The tool displayed various interesting metrics and graphs. The garbage collection pause time graph in the report is of most interest to our discussion. Below is that chart:
Whenever the Garbage Collection event is fired, it pauses the entire application. During this pause period, no user transactions will be processed. All transactions in progress will be stopped. From the graph above, you can notice that at 11:35 a.m., the peak traffic time, the Garbage Collection event paused the entire application for 329 seconds (ie 5 minutes and 29 seconds). This means that during the entire 5+ minute window, all robots would not receive any instructions from this application. Decisions would be made autonomously, causing disruptions in business.
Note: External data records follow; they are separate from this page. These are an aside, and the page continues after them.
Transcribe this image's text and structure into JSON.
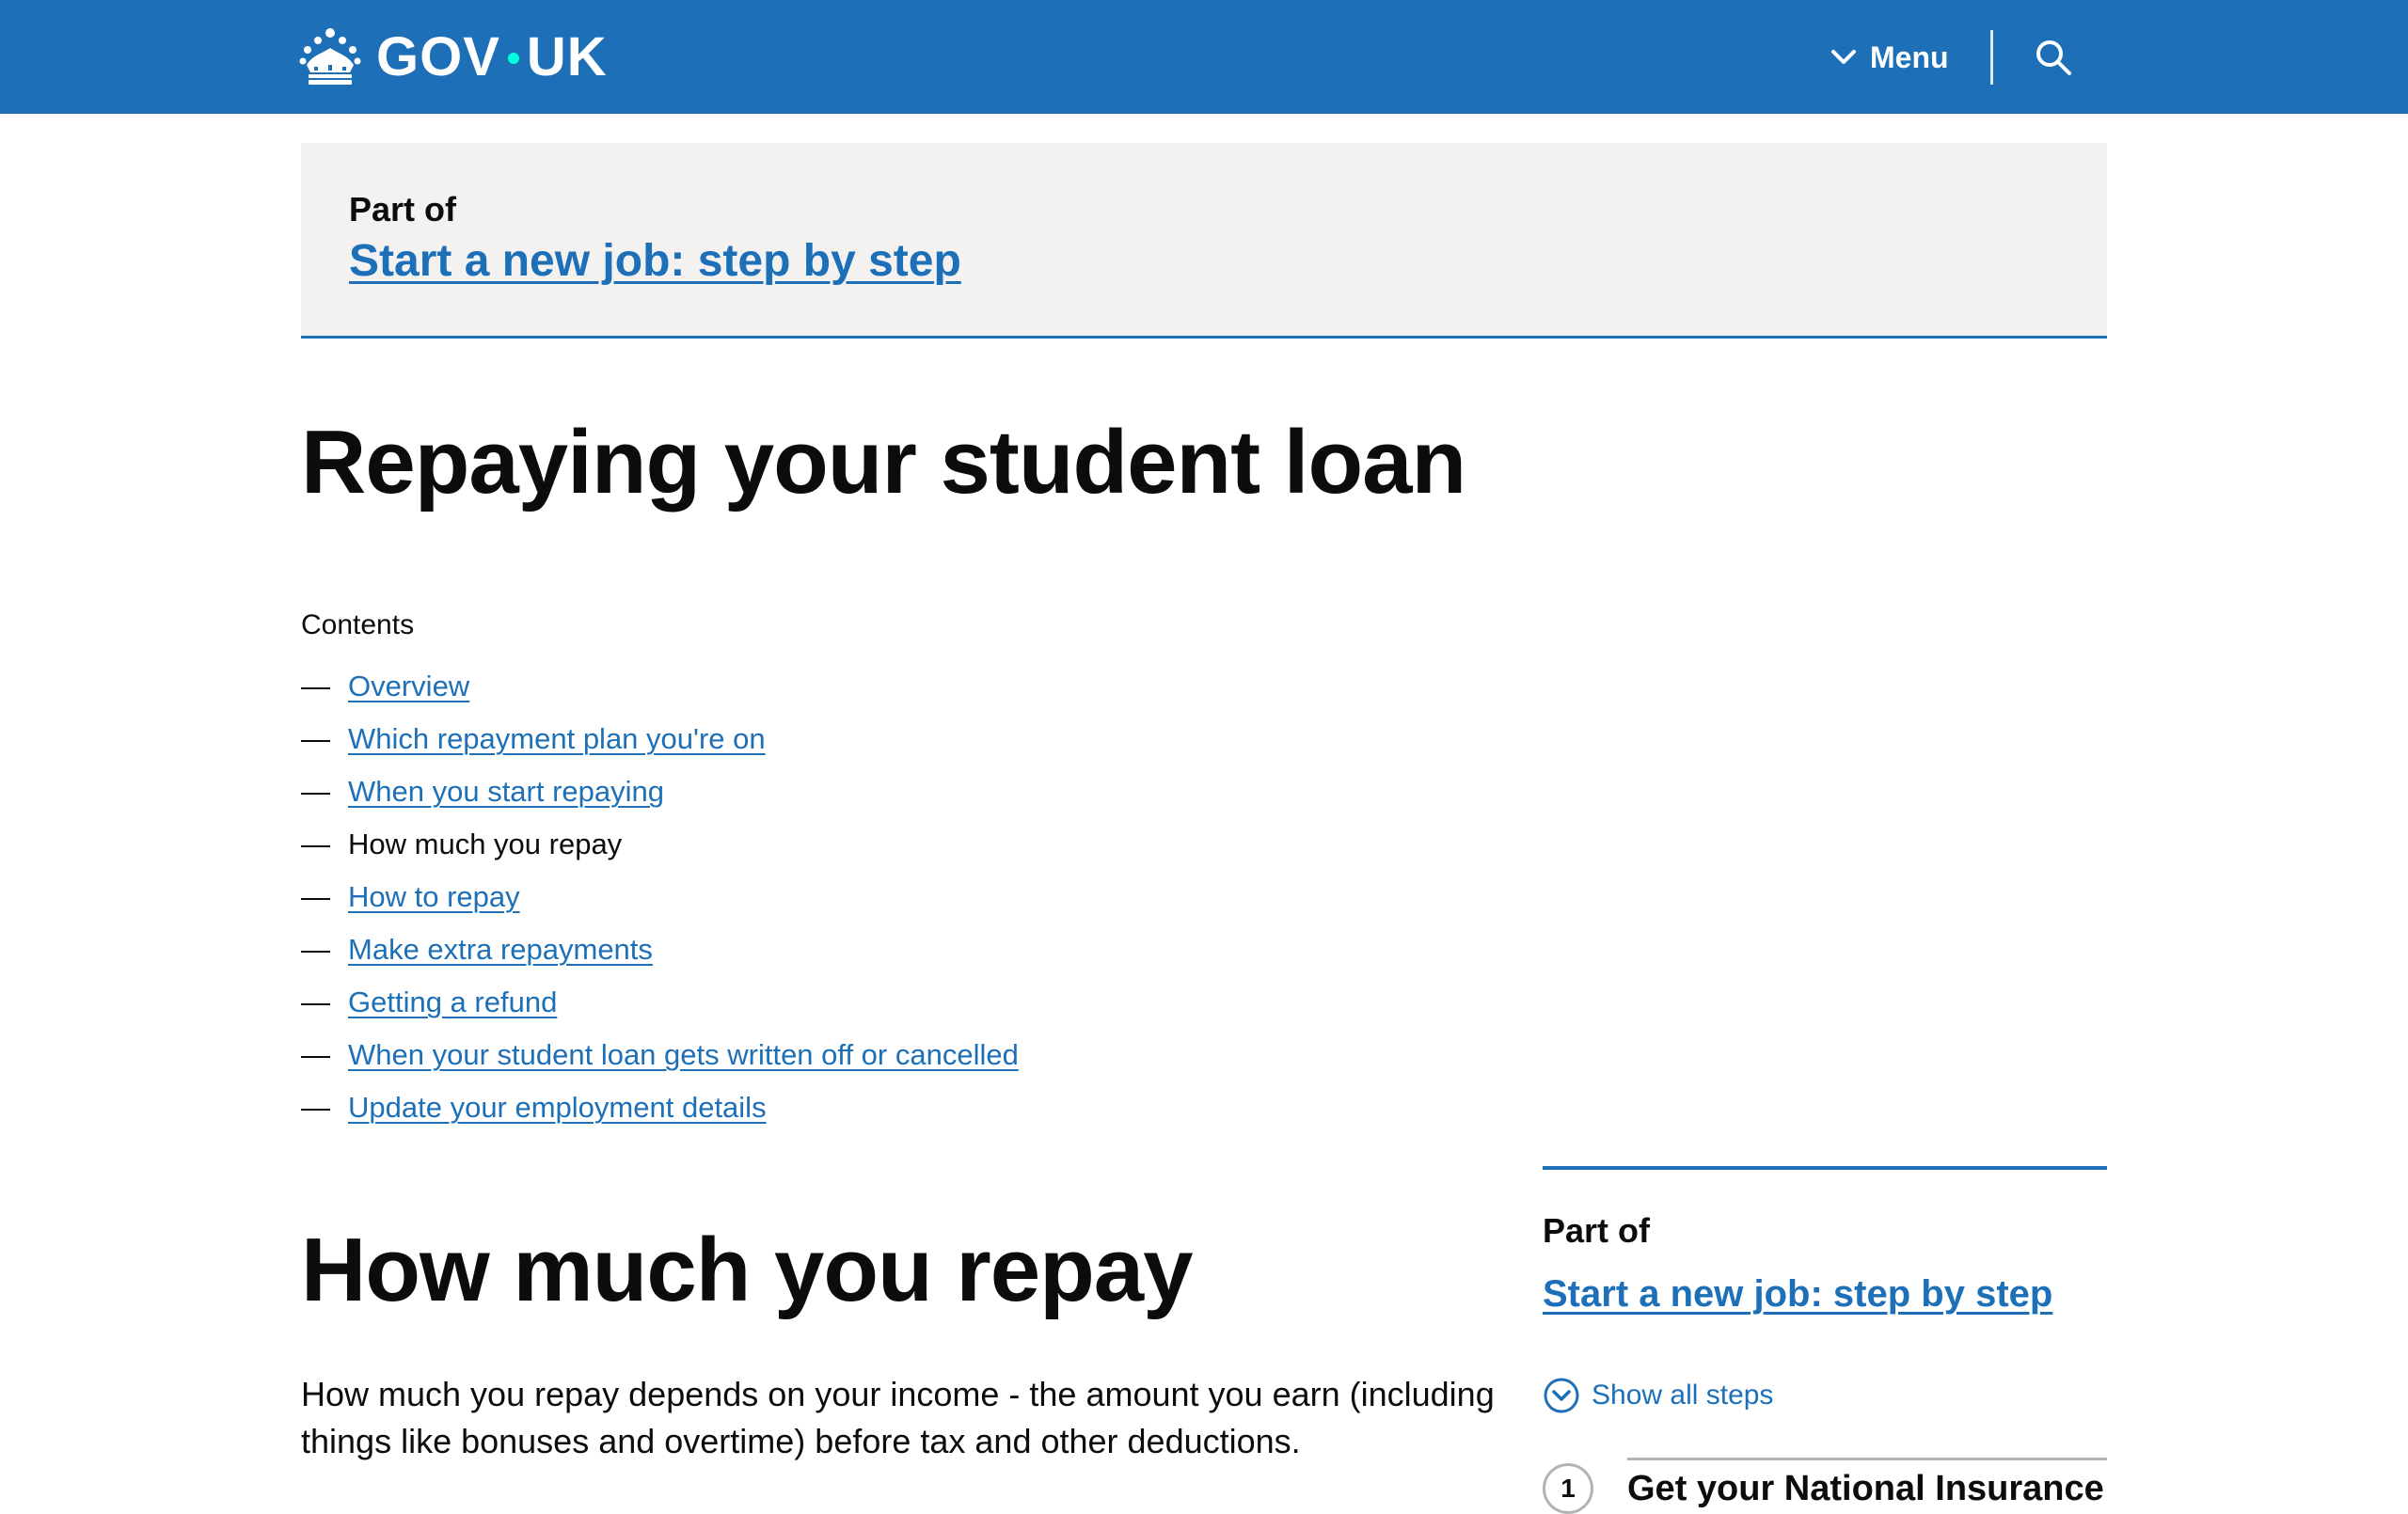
{
  "header": {
    "logo_text": "GOV.UK",
    "logo_left": "GOV",
    "logo_right": "UK",
    "menu_label": "Menu",
    "colors": {
      "header_bg": "#1d70b8",
      "logo_dot": "#00ffe0"
    }
  },
  "banner": {
    "part_of_label": "Part of",
    "link_text": "Start a new job: step by step"
  },
  "page": {
    "title": "Repaying your student loan"
  },
  "contents": {
    "heading": "Contents",
    "items": [
      {
        "label": "Overview",
        "current": false
      },
      {
        "label": "Which repayment plan you're on",
        "current": false
      },
      {
        "label": "When you start repaying",
        "current": false
      },
      {
        "label": "How much you repay",
        "current": true
      },
      {
        "label": "How to repay",
        "current": false
      },
      {
        "label": "Make extra repayments",
        "current": false
      },
      {
        "label": "Getting a refund",
        "current": false
      },
      {
        "label": "When your student loan gets written off or cancelled",
        "current": false
      },
      {
        "label": "Update your employment details",
        "current": false
      }
    ]
  },
  "section": {
    "title": "How much you repay",
    "paragraph": "How much you repay depends on your income - the amount you earn (including things like bonuses and overtime) before tax and other deductions."
  },
  "sidebar": {
    "part_of_label": "Part of",
    "link_text": "Start a new job: step by step",
    "show_all_label": "Show all steps",
    "first_step_number": "1",
    "first_step_title": "Get your National Insurance"
  },
  "icons": [
    "crown-icon",
    "chevron-down-icon",
    "search-icon",
    "chevron-circle-icon"
  ]
}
What causes a long GC pause?
Two main reasons caused such a long pause in garbage collection:
- Large stack size: The application is configured to work with a heap size of 126 GB. Typically, when the pile is large, the garbage collection time will also be longer. Because a lot of objects would accumulate and it would take a long time to exorcise them from memory.
- CMS (Concurrent Mark and Sweep) algorithm: The CMS GC algorithm works well and is suitable for several applications, however, its main drawback is the occasional long GC pause. The CMS GC algorithm does not always cause long GC pauses, most of its GC pauses are in the acceptable range, but it occasionally causes long GC pauses due to heap fragmentation, which can last for several seconds (sometimes even minutes) as in this situation.
Potential solutions to reduce long GC pauses
This is a blog post highlighting potential solutions to reduce long garbage collection pauses. We have considered several solutions to solve this long GC pause.
1. Reducing the heap size
Reducing the application heap size is a potential solution. However, the object creation rate of this monolithic application was very high, and reducing the heap size could potentially affect the application’s responsiveness. The heap size can only be reduced if the memory consumption of the application can be reduced, which warrants refactoring the application code. The re-architecture of this monolithic application was already underway. This monolithic application began to be disassembled and rewritten as microservices with a much smaller heap size. However, this re-architecture of the application should become live in 6 – 9 months later. Therefore, the customer was reluctant to reduce the size of the pile until then.
2. Switching from CMS to G1 GC algorithm
Another solution was to migrate from the CMS GC algorithm. Regardless of this GC performance, this CMS GC algorithm is deprecated as of Java 9 and will be permanently removed from Java 14. If we want to move away from the CMS GC algorithm, what alternatives do we have? Below are the alternative GC algorithms available in OpenJDK:
- Serial GC
- Parallel GC
- G1 GC
- ZGC
- Shenandoah GC
The serial GC algorithm is only useful for single-threaded desktop applications. Since this application has multiple concurrent threads with a very high object creation rate, we have eliminated the Serial GC algorithm. Since this application ran on Java 8, we excluded ZGC and Shenandoah GC as they are all stable only from Java 17+. So we are left with the choice of either using Parallel GC or G1 GC.
We simulated production traffic volumes in the performance lab and experimented with Parallel GC and G1 GC algorithm settings based on GC tuning best practices. We found that the pause time of the parallel GC was not as bad as the CMS GC, but it was no better than the G1 GC. So we ended up switching from the CMS GC algorithm to the G1 GC algorithm. Here is a report on the GC log analysis of this robotic application in the performance lab when using the G1 GC algorithm. Below is a graph of GC pause duration when using the G1 GC algorithm:
You can notice in the graph that the maximum GC pause time was 2.17 seconds. This is a phenomenal improvement over 5 minutes and 29 seconds. Also, the average GC pause time was only 198 ms; much better than the CMS GC algorithm for this application.
Conclusion
After switching to the G1 GC algorithm, random application slowdowns stopped completely. So, without major architectural changes, without code refactoring, without any JDK/infrastructure upgrades, just by tweaking the GC arguments in the JVM, we were able to bring this significant optimization to the performance of this robot application.